The meeting would take place at the Asia-Pacific Economic Cooperation (APEC) summit that starts Wednesday in Danang, Vietnam, and which Trump will attend as part of his 13-day Asia tour. Beginning the trip, Trump said he expected to meet with Putin and wanted to enlist him in resolving the North Korea nuclear crisis.
Trump and Putin first met in July at a G-20 summit in Germany, where they spoke for two hours. Trump said he had directly confronted Putin over Russia’s meddling in the U.S. election. Both men expressed enthusiasm about the meeting afterward.
On the tour so far, he has moderated his threats to the North, and in South Korea Wednesday called on it to "come to the table.”
Trump appears to view Russia as important in achieving that.
But Moscow has also sometimes presented itself as an ally of Pyongyang, and Putin has criticized the United States over its threats to North Korea, saying it is clear nothing short of negotiations will persuade it to give up its nuclear ambitions.

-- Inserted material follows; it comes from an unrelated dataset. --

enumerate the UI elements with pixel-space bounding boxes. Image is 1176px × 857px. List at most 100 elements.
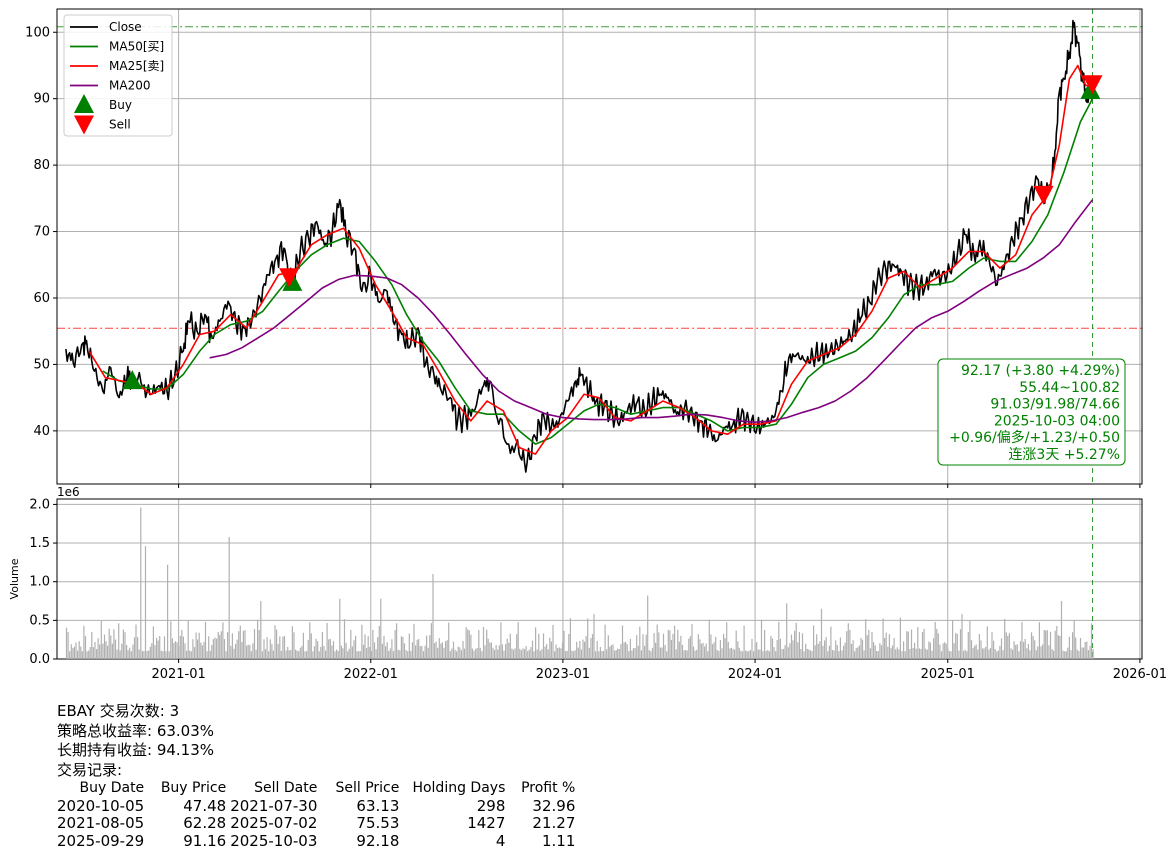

“The policy of putting pressure on Pyongyang to stop its nuclear missile program is misguided and futile," Putin wrote in an article published in September.
The issue should be “resolved by direct dialogue of all the parties concerned without any preconditions. Provocations, pressure and militarist and insulting rhetoric are a dead-end road," he added.
Putin has also said he opposes further sanctions, saying he believes there are no more to apply that will be effective. Earlier this year, the United States sanctioned four Russian companies accused of facilitating North Korea’s missile program.
In October, it was revealed that a telecom company affiliated with a Russian state firm had established a new internet connection for North Korea.
The connection supplements the only previously existing one provided by China and gives North Korea greater protection against potential cyberattacks from the United States, which is believed to have used attacks to trip up the North’s missile program.
Asked last week about the telecom firm and criticism that Russia is assisting North Korea, a spokeswoman for Russia’s foreign ministry, Maria Zakharova, said Russia was unapologetic about developing relations with Pyongyang.
“Our implementation of sanctions is unshakeable, but along with that we are also pursuing the development of relations with North Korea.”